The current model presents the incremental cost-effectiveness ratio (ICER). The ICER was expressed as the ratio of the difference in total cost between the QIV-HD and QIV-SD groups to the difference in health outcomes measured in QALYs. ICERs were analyzed in the context of a willingness-to-pay (WTP) threshold, defined as one unit of South Korea’s Gross Domestic Product per capita, in accordance with the World Health Organization (WHO) recommendations. As such, 44,159,631 KRW/QALY (35,751 USD/QALY, 1 USD = 1,235.2 KRW) from studies by Yun et al., corresponding to the year 2016 and translated to USD using the average exchange rate from January 2022 to June 2022, was applied for WTP threshold.^22–24

Model inputs

All model inputs are summarized in Table 1.

Table 1. Input data for population, efficacy, and utilities.

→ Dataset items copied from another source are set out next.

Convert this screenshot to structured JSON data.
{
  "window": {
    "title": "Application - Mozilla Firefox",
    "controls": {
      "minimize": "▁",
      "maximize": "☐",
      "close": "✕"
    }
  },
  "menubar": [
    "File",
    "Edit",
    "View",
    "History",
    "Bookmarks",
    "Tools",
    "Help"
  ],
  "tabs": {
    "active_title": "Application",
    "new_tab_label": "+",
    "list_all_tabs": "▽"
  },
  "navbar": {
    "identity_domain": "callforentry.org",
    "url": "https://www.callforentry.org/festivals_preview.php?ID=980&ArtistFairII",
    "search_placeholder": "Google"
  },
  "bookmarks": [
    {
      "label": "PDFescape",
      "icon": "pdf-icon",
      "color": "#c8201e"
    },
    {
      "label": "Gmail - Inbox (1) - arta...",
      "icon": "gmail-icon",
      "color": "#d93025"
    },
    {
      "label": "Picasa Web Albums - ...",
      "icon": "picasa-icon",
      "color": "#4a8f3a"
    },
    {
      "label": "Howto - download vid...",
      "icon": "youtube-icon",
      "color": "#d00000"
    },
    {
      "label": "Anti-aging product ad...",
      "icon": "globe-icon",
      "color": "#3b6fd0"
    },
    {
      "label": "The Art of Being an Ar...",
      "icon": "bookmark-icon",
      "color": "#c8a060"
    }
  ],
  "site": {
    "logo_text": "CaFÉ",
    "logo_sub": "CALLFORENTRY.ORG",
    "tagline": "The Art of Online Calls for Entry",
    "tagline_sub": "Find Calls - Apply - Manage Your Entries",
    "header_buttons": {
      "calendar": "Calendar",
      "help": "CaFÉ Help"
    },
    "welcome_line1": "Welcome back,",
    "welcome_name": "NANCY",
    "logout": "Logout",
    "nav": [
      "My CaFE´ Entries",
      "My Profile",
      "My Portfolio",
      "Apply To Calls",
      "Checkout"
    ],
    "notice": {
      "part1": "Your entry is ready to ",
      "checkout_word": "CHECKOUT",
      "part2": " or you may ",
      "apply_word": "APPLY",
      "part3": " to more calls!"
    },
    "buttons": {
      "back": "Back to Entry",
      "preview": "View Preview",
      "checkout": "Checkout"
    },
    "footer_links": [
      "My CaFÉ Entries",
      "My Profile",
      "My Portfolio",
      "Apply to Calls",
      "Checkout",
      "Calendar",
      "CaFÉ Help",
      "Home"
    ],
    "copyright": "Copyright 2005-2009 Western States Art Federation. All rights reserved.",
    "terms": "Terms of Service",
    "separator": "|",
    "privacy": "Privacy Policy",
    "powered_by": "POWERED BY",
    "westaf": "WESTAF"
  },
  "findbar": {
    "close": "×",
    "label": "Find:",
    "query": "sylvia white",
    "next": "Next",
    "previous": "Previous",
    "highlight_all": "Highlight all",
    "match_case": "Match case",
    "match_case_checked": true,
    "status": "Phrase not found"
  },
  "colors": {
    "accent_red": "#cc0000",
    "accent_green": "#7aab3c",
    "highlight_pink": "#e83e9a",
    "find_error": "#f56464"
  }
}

Input	2017/2018 season	2016/2017 season	Average	DSA range	PSA distribution	Source
Population characteristics
Total population
65–74 years	4,140,153	4,018,574	4,079,364			25
≥75 years	3,215,953	2,977,078	3,096,516
Vaccine coverage rate					Beta
65–74 years	80.90%	80.80%	80.80%			26
≥75 years	86.10%	85.50%	85.80%
Proportion of high-risk persons
65–74 years	43.50%	44.00%	43.72%			NHIS analysis
≥75 years	56.10%	57.80%	57.00%
Probability of an ED visit due to influenza
65–74 years
low-risk group	2.18%	0.75%	1.46%
high-risk group	2.68%	1.02%	1.85%
≥75 years
low-risk group	1.83%	0.66%	1.25%
high-risk group	2.39%	0.87%	1.63%
Probability of a GP visit due to influenza
65–74 years
low-risk group	38.2%	14.9%	26.5%
high-risk group	41.5%	17.2%	29.3%
≥75 years
low-risk group	31.8%	12.8%	22.3%
high-risk group	38.9%	14.6%	26.7%
Influenza attack rate for the unvaccinated	7.20%			5.0–10.0%		27
Vaccine efficacy
Vaccine efficacy by subtype				39.0–65.0%
against influenza A	58.0%					28
against influenza B	57.0%
Influenza cases by subtype				2.0–95.6%
Influenza A	45.2%	73.4%	76.9%			16
Influenza B	54.8%	26.6%	23.1%
Relative efficacy of QIV-HD versus QIV-SD	24.2%			9.7–36.5%	LogNormal	21
Relative efficacy of QIV-HD versus QIV-SD for cardio-respiratory hospitalization	18.2%					29
Quality of life
Mean population utilities					Beta	30
Female	0.87
Male	0.92
Utility loss due to influenza	0.35				Beta	31
Utility loss due to hospitalization					Beta
without complication*	0.40
with complication**	0.50				Beta
Average duration of an influenza season (years)	0.50			0.3–1.0	Gamma
Costs
GP visits	$36.36	$35.94	$36.14	±25%	Gamma	NHIS analysis + Copayment rate + CPI
ED visits	$97.46	$99.64	$98.55	±25%	Gamma	NHIS analysis + Copayment rate + CPI
Vaccine costs					Gamma
QIV-HD	$52.62			$39.47–65.78		Assumption
QIV-SD	$8.77			$6.58–10.96		2021 costs
Vaccine administration costs	$15.56			$11.67–19.45	Gamma	2021 costs
Prescription influenza medicines	$19.23			$14.42–24.03	Gamma	2021 costs + pharmacy fee
Willingness-to-pay threshold (per QALY gained)	$24,692.36					32
Discount rate	4.5%			0.0–5.0%		33

Abbreviations: DSA, deterministic sensitivity analysis; PSA, probabilistic sensitivity analysis; ED, emergency department; GP, general practitioner; NHIS, National Health Insurance System; QIV-HD, high-dose quadrivalent influenza vaccine; QIV-SD, standard-dose quadrivalent influenza vaccine; CPI, consumer price index; QALY, quality-adjusted life year.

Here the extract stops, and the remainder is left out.